Grondbewerking wil hij zoveel mogelijk beperken. Hij gaat dus voor: meer zaaien, minder frezen. “Bij twee keer frezen krijg je al verdichting en dit remt de capillaire werking”, licht hij toe. Als Vaalburg een aardappel uitgraaft, wijst hij op de met grond behangen wortels. De groenbemester bestaat uit vijftien soorten, waaronder zomerwikke, mosterdzaad, facelia, klaver, luzerne en bladrammenas. De samenstelling is nog wel aan verandering onderhevig.
Dataverzameling
Het is aan de projectleiders om bewijzen te verzamelen, voor zover mogelijk. De metingen zijn gericht om toename van biodiversiteit (boven- en ondergronds) en beschikbaarheid van nutriënten. De Bie: “We gaan een uitgebreide set data analyseren. Daarbij monitoren we meer parameters en dit proberen we te vertalen naar nog betere sturing op gewaskwaliteit en opbrengst.” Weewer voegt hier Brix-metingen (bladsapanalyses), nutriëntbeschikbaarheid en bodemvochtsensoren aan toe.
Het zoeken is naar een set van praktijken waar je resultaat van verwacht. Een bodemscan is niet leidend
Bodemscans voor biodiversiteit zijn nog volop in ontwikkeling, meent Weewer. De ideale scan is er volgens haar niet, omdat je het organisme lastig apart kunt determineren. Evenmin kun je de activiteit of functionaliteit ervan garanderen.
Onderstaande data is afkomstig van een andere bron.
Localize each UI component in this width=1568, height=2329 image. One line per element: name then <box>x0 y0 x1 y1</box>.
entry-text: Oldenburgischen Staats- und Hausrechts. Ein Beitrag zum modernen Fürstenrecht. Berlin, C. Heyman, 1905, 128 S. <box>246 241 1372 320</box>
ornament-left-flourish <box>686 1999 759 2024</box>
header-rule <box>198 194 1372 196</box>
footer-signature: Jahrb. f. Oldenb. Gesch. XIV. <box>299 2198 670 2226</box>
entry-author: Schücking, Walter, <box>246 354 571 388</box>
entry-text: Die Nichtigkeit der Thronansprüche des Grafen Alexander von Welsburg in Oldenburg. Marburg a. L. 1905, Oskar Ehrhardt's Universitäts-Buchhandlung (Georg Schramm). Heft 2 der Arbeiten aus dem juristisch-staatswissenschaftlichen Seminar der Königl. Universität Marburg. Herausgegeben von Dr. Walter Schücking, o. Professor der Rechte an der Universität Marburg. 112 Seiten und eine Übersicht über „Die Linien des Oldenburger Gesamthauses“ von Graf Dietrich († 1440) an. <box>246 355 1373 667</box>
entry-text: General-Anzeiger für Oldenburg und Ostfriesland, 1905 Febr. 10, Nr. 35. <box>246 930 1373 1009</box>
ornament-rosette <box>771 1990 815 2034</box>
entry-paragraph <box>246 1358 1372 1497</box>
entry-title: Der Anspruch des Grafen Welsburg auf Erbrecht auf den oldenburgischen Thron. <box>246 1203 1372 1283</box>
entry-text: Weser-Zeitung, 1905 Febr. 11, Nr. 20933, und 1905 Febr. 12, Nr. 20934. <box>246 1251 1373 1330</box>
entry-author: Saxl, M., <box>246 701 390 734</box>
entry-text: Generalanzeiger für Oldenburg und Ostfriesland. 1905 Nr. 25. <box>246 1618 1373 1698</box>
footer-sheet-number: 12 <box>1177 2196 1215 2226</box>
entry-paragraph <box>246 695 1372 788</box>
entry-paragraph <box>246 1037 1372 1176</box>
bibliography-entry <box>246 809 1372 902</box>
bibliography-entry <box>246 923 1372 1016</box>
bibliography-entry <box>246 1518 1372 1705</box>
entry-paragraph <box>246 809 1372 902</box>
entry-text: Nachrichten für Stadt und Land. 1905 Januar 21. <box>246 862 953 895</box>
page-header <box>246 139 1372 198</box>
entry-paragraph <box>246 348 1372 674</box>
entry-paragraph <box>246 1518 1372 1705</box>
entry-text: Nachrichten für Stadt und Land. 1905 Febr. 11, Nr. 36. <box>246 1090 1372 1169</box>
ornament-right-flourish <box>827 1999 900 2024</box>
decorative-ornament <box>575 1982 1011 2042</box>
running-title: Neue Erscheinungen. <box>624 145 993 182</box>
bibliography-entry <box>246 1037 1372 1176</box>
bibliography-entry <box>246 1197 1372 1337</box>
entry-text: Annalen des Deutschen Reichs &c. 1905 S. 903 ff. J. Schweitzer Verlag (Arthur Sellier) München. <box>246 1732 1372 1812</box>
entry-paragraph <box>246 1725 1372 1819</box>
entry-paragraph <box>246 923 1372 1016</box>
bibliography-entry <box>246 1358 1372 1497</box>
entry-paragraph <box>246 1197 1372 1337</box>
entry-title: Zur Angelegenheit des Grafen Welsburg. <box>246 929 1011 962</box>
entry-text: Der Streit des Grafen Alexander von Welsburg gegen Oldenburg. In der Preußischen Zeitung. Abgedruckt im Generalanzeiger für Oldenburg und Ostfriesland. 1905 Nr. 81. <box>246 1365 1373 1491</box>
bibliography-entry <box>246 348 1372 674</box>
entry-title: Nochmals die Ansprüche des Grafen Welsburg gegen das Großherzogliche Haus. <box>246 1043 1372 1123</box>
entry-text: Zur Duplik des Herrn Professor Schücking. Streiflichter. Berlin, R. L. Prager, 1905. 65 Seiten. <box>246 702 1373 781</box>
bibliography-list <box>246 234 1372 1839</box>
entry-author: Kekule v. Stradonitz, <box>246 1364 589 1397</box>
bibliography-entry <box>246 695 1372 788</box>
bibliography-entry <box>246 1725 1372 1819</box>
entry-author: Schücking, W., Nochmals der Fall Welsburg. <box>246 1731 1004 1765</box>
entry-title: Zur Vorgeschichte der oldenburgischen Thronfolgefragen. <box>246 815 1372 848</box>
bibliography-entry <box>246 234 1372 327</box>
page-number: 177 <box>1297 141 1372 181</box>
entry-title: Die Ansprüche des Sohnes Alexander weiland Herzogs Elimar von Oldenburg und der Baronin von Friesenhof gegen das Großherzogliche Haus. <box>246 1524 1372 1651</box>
Daarom wordt vooral gekeken naar effecten. “Het doel is het gewas weerbaarder maken. Het is mooi om te weten wat er in detail gebeurt, maar in de praktijk minder belangrijk”, stelt ze nuchter vast. Dat beaamt Van Zandwijk: “Als biologen roepen we in de ogen van gangbare telers rare of wilde dingen. Het zoeken is naar een set van praktijken waar je resultaat van verwacht. Een scan is niet leidend.”
Appelman zegt er veel waarde aan te hechten dat de betrokken instanties het monitoren en verzamelen van data voor hun rekening nemen: insectentellingen, bladsapanalyses, maar ook bodemmonsters waarbij het analyseren van bodemleven is inbegrepen.”
Vaalburg heeft minder vertrouwen in een aantal metingen. “Ik heb twee percelen acht keer laten bemonsteren en als er één rode draad was, dan is dat dat er geen touw aan vast te knopen is.” De bodemvoorraad is groter dan het leverend vermogen, maar daar kun je zelf wat aan doen. Als je groen start vanuit de winter, maak je nutriënten beschikbaar.”
Als bladsapanalyses leiden tot het gebruik van dure bladmeststoffen, heeft hij het ook daarmee gehad. Insectentellingen hoeven bij Vaalburg niet uitgevoerd te worden. “Vogeltellingen zeggen me dat hier genoeg insecten zitten”, aldus zijn korte, maar duidelijke antwoorden.